Attendees were young professionals, engineers, and researchers, mostly working for organizations responsible for nuclear policy and nuclear regulation in countries considering introducing nuclear energy, as well as from Japan.

NEMS was launched in 2010 in Italy with the objective of developing young leaders in positions to influence the issuance and implementation of nuclear energy plans in their home countries.

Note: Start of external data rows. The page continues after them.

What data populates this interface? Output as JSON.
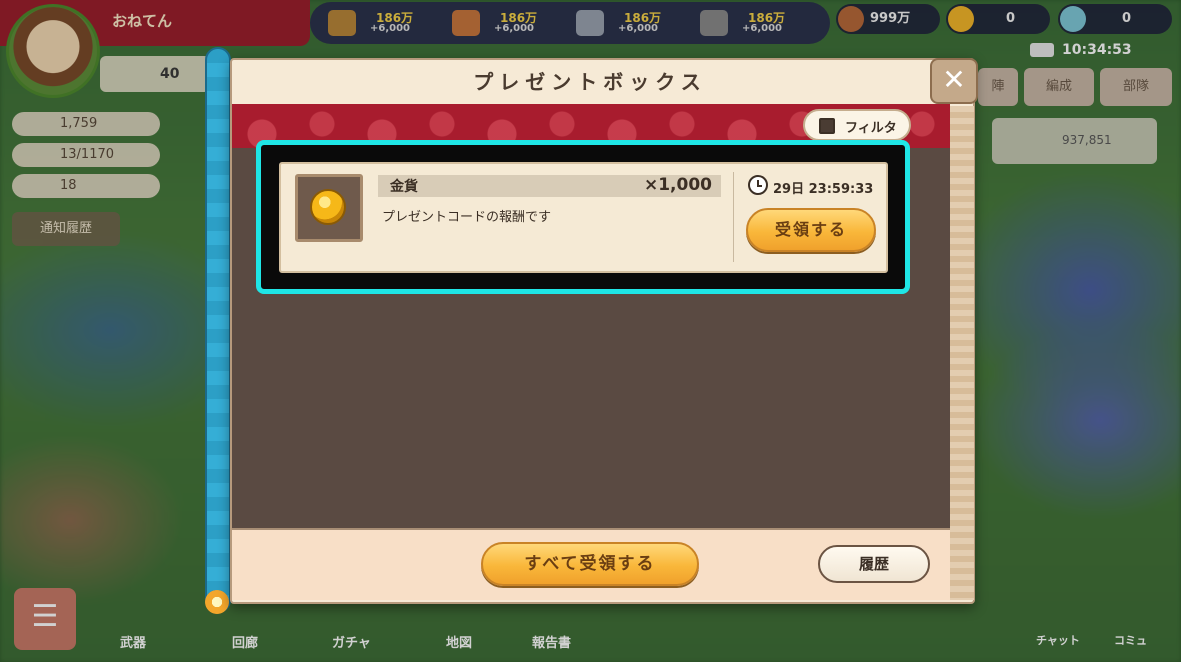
{
  "background": {
    "player": {
      "name": "おねてん",
      "level": "40"
    },
    "left_resources": [
      "1,759",
      "13/1170",
      "18"
    ],
    "notify_label": "通知履歴",
    "top_resources": [
      {
        "value": "186万",
        "sub": "+6,000",
        "icon": "wood-icon",
        "color": "#b9873a"
      },
      {
        "value": "186万",
        "sub": "+6,000",
        "icon": "food-icon",
        "color": "#c8773e"
      },
      {
        "value": "186万",
        "sub": "+6,000",
        "icon": "iron-icon",
        "color": "#9aa3b0"
      },
      {
        "value": "186万",
        "sub": "+6,000",
        "icon": "stone-icon",
        "color": "#8a8a8a"
      }
    ],
    "pills": [
      {
        "value": "999万",
        "icon": "coin-bag-icon",
        "color": "#b8693a"
      },
      {
        "value": "0",
        "icon": "sun-gem-icon",
        "color": "#f3b62a"
      },
      {
        "value": "0",
        "icon": "crystal-icon",
        "color": "#7fc9d8"
      }
    ],
    "clock": "10:34:53",
    "right_tabs": [
      "陣",
      "編成",
      "部隊"
    ],
    "right_card_text": "937,851",
    "nav_labels": [
      "武器",
      "回廊",
      "ガチャ",
      "地図",
      "報告書",
      "チャット",
      "コミュ"
    ]
  },
  "dialog": {
    "title": "プレゼントボックス",
    "close_label": "✕",
    "filter_label": "フィルタ",
    "items": [
      {
        "name": "金貨",
        "quantity": "×1,000",
        "description": "プレゼントコードの報酬です",
        "expiry": "29日 23:59:33",
        "claim_label": "受領する",
        "icon": "gold-coin-icon"
      }
    ],
    "claim_all_label": "すべて受領する",
    "history_label": "履歴"
  },
  "colors": {
    "highlight": "#1fe6e6",
    "banner_red": "#a81c2e",
    "button_gold": "#f9b73a",
    "scroll_blue": "#2c9fc6"
  }
}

It provides a unique educational experience across a broad range of topics, including energy strategy, nuclear nonproliferation, international law, and economic and environmental issues, and cultivates basic abilities required in management.

Japan first hosted NEMS in 2012. Since 2014, Japan and the International Atomic Energy Agency (IAEA) have co-sponsored it. This year’s school was the 11th iteration in Japan, where it is operated by the Graduate School of Engineering of the University of Tokyo and the Japan Nuclear Human Resource Development Network (JN-HRD Net). The latter organization is a platform cooperatively supported by government, industry, and academia, and operated by the Japan Atomic Energy Agency (JAEA), the Japan Atomic Industrial Forum (JAIF), the JAIF International Cooperation Center (JICC), and others.

Lecturers and presenters are invited from domestic administrative bodies, electric power companies and nuclear vendors.

The 29 trainees this year came from 13 countries plus Japan: 18 trainees from Bulgaria, the Czech Republic, Estonia, Ghana, Indonesia, Jordan, Kazakhstan, Mexico, the Philippines, Poland, Saudi Arabia, Slovakia, and Vietnam, and 11 trainees from Japan. Also, this year’s NEMS was the first in four years to be held fully face-to-face, following the pandemic.

At an opening lecture on August 22, Associate Professor DEMACHI Kazuyuki of the Graduate School of Engineering of the University of Tokyo and chair of the Organizing Committee, heartily welcomed the trainees who, in the days ahead, would attend classes, participate in group work, and tour on-site facilities.

Next, Henri Paillere, head of the IAEA’s Planning and Economic Studies Section, spoke about the importance of nuclear power as a climate change countermeasure, and encouraged participants to build professional networks for the future through their training in Japan.

Following that, UESAKA Mitsuru, a former chair of the NEMS organizing committee, called international discussions “very important,” and emphasized the need to understand circumstances in other countries when developing and planning nuclear policy. He asked the trainees, on their scheduled visit to Fukushima, to observe the current state of decommissioning, including the matter of the ALPS-treated water at Fukushima Daiichi, and to “understand it well.”

Participants attended lectures and engaged in group work the University of Tokyo through August 25. From August 28 to September 1, then, they visited Ibaraki and Fukushima Prefectures to see the JAEA’s High-Temperature Engineering Test Reactor (HTTR) in Ibaraki, Fukushima Daiichi and Daini, and the Fukushima Hydrogen Energy Research Field (FH2R). On September 4 they returned to Tokyo for a final examination.

This year’s NEMS concluded on September 8.